Interkulturelle Begegnung existiert schon lange. Verstärkt kamen Ausländer durch Anwerbung nach Deutschland. Das erste Abkommen war 1955 mit Italien geschlossen worden. Wie diese Menschen aus unterschiedlichsten Ländern das Leben in Emmendingen bis heute mitprägen, wie sie Unternehmens- und Gastronomiegeschichte mitgeschrieben haben, wird gleich bei mehreren Veranstaltungen Thema sein. So werden bei der Eröffnung Unternehmer mit Migrationsgeschichte vorgestellt. Dass dabei auch die Gastronomie eine Rolle spielt, wird vertiefend aufgegriffen. So mit internationalen Suppenspezialitäten im "Haus zum Engel", aber auch bei der Suche nach Antworten auf die Frage: Wie deutsch sind Spaghetti? Unter dem Motto "Reingeschmeckt" wird die italienische Küche, werden aber auch die Gastronomen aus Italien vorgestellt. "Durch Essen lässt sich Kultur verstehen", erklärt dazu Antonello Medoro, ein Botschafter der italienischen Küche aus Emmendingen.

Ein weiterer Schwerpunkt ist die Musik. Werke von Sergei Rachmaninow, der selbst eine bewegte Migrationsgeschichte hat, französische Chansons und italienische Canzone werden zu hören sein und können insbesondere am 2. Oktober mit Vivace gesungen werden. Der Freiburger Verein lädt ins Stadtteil- und Familienzentrum ein, um mit Kindern im Alter bis zu zehn Jahren zu singen, aber auch zum "Karaoke in coro" für ältere in italienischer Sprache. "Singen verbindet", erklärt Katy Nataloni, die Vorsitzende von Vivace.

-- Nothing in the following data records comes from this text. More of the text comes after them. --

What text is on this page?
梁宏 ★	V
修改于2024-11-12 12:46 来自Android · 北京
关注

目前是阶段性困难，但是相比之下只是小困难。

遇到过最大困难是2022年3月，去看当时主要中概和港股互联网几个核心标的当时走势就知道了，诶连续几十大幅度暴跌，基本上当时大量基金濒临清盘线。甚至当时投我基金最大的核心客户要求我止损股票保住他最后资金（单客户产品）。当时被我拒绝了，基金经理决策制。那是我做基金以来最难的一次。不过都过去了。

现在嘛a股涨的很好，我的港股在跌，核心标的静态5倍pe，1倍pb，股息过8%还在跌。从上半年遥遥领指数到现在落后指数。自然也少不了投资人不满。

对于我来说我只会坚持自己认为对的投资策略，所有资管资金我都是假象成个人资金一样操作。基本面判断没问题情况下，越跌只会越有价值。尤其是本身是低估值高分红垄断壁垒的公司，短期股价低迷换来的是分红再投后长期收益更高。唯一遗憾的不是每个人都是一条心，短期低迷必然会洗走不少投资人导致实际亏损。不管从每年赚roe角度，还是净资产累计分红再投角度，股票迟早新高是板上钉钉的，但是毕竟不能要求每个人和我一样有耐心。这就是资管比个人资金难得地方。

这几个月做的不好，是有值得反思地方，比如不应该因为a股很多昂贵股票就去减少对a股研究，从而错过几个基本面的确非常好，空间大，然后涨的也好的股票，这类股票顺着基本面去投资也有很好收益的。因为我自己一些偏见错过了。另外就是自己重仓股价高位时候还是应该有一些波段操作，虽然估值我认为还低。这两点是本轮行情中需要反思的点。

Erstmals am internationalen Stadtteilfest auf dem Bürkle-Bleiche, bei dem sich am 25. September viele Vereine und soziale Einrichtungen vorstellen, wird der neu gegründete Verein "Dusti – Deutsch-Afghanische Freundschaft" teilnehmen. "Rund 300 Menschen aus Afghanistan leben aktuell in Emmendingen", erklärt Ibrahim Andisha, der schon 1993 nach Deutschland gekommen war. Am 1. Oktober, dem Tag der Geflüchteten, wird der Arzt Arndt Dohmen aus dem Flüchtlingslager auf Lesbos berichten, Riccardo Mori von der Seenotrettung. Am Abend zuvor wird bei einer interreligiösen Feier in der evangelischen Stadtkirche der Toten an den EU-Außengrenzen gedacht.

"Vorerst sind 16 Veranstaltungen geplant", sagt Fall. Die Stadt Emmendingen beteilige sich seit 2016 mit einem eigenen Programm an dieser Begegnungswoche, die aus dem Tag des ausländischen Mitbürgers hervorging. Sie rät, sich tagesaktuell zu informieren, was aufgrund Corona tatsächlich stattfinden kann.